[Axiom-developer] mapleok results

[Waldek Hebisch]

Here are results of my analysis of several integrals from mapleok
before and after applying arc tangent patch.  

I had examined a few other integral, but did not record my conclusion.
In general for integrals missing from (rather short) list below I 
make no statement.  To conclude that we get an integral wrong I
was typically satisfied with results of numerical integration.
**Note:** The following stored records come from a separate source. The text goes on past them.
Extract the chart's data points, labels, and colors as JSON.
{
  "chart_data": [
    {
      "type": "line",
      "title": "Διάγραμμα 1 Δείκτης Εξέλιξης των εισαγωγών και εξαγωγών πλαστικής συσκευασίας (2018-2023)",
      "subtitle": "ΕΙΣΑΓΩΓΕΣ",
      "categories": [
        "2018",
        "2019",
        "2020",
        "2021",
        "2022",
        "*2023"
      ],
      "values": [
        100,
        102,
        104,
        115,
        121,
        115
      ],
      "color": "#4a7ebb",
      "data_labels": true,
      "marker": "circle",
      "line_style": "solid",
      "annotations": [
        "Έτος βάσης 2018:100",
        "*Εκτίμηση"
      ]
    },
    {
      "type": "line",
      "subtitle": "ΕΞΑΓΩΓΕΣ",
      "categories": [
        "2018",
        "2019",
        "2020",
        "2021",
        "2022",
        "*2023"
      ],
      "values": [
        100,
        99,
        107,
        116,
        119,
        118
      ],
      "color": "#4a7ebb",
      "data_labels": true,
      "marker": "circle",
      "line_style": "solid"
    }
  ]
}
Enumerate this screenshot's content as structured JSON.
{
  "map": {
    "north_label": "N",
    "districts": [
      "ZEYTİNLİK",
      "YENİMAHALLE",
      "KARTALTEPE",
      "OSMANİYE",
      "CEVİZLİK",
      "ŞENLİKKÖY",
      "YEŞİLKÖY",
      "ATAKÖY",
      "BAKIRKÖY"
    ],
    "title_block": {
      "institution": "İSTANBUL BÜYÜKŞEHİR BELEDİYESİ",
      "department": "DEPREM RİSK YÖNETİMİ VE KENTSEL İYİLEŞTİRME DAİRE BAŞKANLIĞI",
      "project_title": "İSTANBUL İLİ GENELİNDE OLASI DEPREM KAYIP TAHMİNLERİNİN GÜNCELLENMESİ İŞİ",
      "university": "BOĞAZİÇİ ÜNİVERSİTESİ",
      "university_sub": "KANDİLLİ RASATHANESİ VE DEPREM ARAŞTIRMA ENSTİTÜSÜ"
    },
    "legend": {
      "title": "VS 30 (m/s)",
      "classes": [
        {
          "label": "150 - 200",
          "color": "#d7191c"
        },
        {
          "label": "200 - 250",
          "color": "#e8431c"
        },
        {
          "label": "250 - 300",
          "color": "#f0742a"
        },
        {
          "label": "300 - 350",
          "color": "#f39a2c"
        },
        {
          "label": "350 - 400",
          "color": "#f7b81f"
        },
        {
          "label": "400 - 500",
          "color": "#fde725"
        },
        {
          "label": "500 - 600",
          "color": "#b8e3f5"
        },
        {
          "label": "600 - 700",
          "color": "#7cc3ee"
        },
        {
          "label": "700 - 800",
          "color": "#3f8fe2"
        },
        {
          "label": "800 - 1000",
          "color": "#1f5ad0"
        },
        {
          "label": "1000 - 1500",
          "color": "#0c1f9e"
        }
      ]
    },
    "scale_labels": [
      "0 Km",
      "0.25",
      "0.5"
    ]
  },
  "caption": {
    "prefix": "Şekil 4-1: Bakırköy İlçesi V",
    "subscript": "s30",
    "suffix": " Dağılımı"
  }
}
To
conclude that we got integral OK I looked if jump discontinuities are
present (absence of jump discontinuities means we got the integral
correct).  I did some sanity checking for other problems, but
besically I trusted that up to jump discontinuities we get them
correct.

integrate(z/(2-cos(z^2))^2, z=0..2, "noPole")
was wrong
is wrong

in1012a:=integrate(log(abs(z^3-1))/(1+z)^2, z= 0..%plusInfinity,"noPole")
wrong

in1084a:=integrate(atan(sin(z))+atan(1/sin(z)), z= 0..1,"noPole")
wrong

in1118:=integrate(acot(z), z= 0..1/2*I)
was wrong
is OK

in1149:=integrate(imag(z)*z^(1/6), z= -%i..%i)
wrong

in1167a:=integrate((z^2)^(1/6), z= -3..-1,"noPole")
wrong

in1183a:=integrate(csc(z), z= 1-I..1+I,"noPole")
too complicated

in1186a:=integrate((z^2+z)^(1/2)/(1+z^2)^2, z= 0..1,"noPole")
was OK
is wrong

in1190a:=integrate(sin(z)^2*tan(z)^(1/2), z=0..1, "noPole")
was wrong
is wrong
too complicated answer

in1191a:=integrate(sin(z)^2/tan(z)^(1/2), z= 0..1,"noPole")
was wrong
is wrong

in1207a:=integrate(sin(z)*cos(z)*tan(z)^(1/2), z= 0..1, "noPole")
was wrong
is OK

in1214a:=integrate(-sin(z)*tan(z)*csc(z-1), z= 0..1, "noPole")
wrong (is divergent)

in1217a:=integrate(sin(z)*sec(z)*tan(z)^(1/2), z= 0..1,"noPole")
was wrong
is OK

in1218a:=integrate(sin(z)*sec(z)/tan(z)^(1/2), z= 0..1,"noPole")
was wrong
is OK

in15ab:=integrate(log(sqrt(z)+z^5), z=0..a,"noPole")
was wrong
is OK

in1228a:=integrate(sin(z)*csc(z)*tan(z)^(1/2), z= 0..1,"noPole")
was wrong
is OK

in1248a:=integrate(sin(z)*csc(z)*tan(z)^(1/2), z= 0..1,"noPole")
duplicate

in1261a:=integrate(1/(sin(z)+cos(2*z)), z= -1..1,"noPole")
wrong (divergent)

in1376a:=integrate(z*acoth(z^(1/2)), z= 0..1,"noPole")
ignored imaginary part

in143a:=integrate(sqrt(1+z)/(1+z^2), z= 0..1,"noPole")
was wrong
is OK

in1933a:=integrate(atan(z)/z/(z*(1+z))^(1/2), z= 0..1,"noPole")
was wrong
is OK

in202a:=integrate(acsc(z), z= 0..1/2,"noPole")
ignored imaginary part
real part was wrong

in2053a:=integrate(atan(2*z-1), z= 0..infinity,"noPole")
was wrong
is OK

integrate(atan(2*z-1), z= 0..%plusInfinity,"noPole")
was wrong
is OK

in2201a:=integrate(acoth(z)+%pi-asec(z-1), z= 0..1,"noPole")
ignored imaginary part
????

in249a:=integrate((sin(z)/(cos(z)-1))^(1/3), z= 0..%pi,"noPole")
ignored imaginary part
????

-- 
                              Waldek Hebisch
address@hidden